Joseph Flahiff, a leadership coach and founder of Whitewater Projects Inc., in Bothell, Wash., a company that helps leaders of organizations quickly adapt to changing industries and markets, advises taking a large goal and breaking it into smaller, achievable goals. “You’ll be much more motivated to stay on target” by doing so, he says. “When you try to do things that are merely tasks that don’t give you a sense of accomplishment, you are less likely to finish them. You need that hit of dopamine. Your body is designed to give you a feeling of satisfaction for your accomplishment.”
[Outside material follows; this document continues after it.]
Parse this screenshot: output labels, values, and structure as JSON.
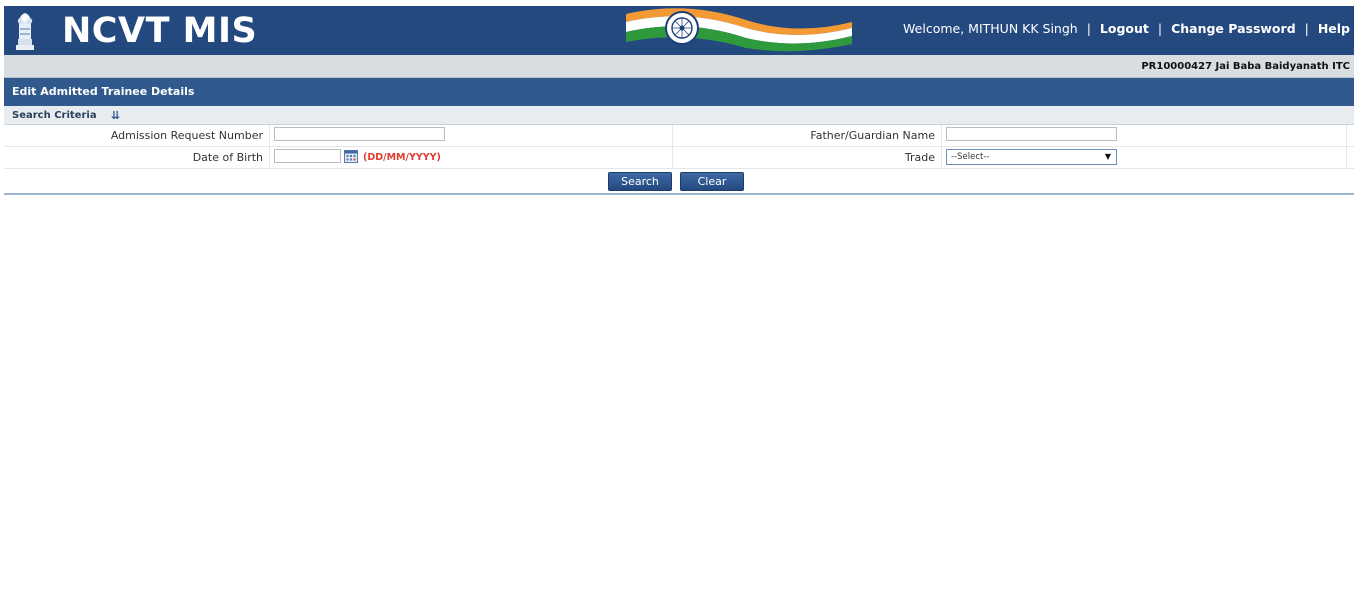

Dr. Paget advises finding a faculty member who best exemplifies the person you want to be. “That mentor should guide you and develop a road map for your future,” he says. “If you join a medical school faculty, be aware of what achievements are needed at your specific medical school or hospital to move from instructor, to assistant professor, to associate professor and, eventually, to professor. Once you see this, you will understand exactly what is needed to achieve those goals.”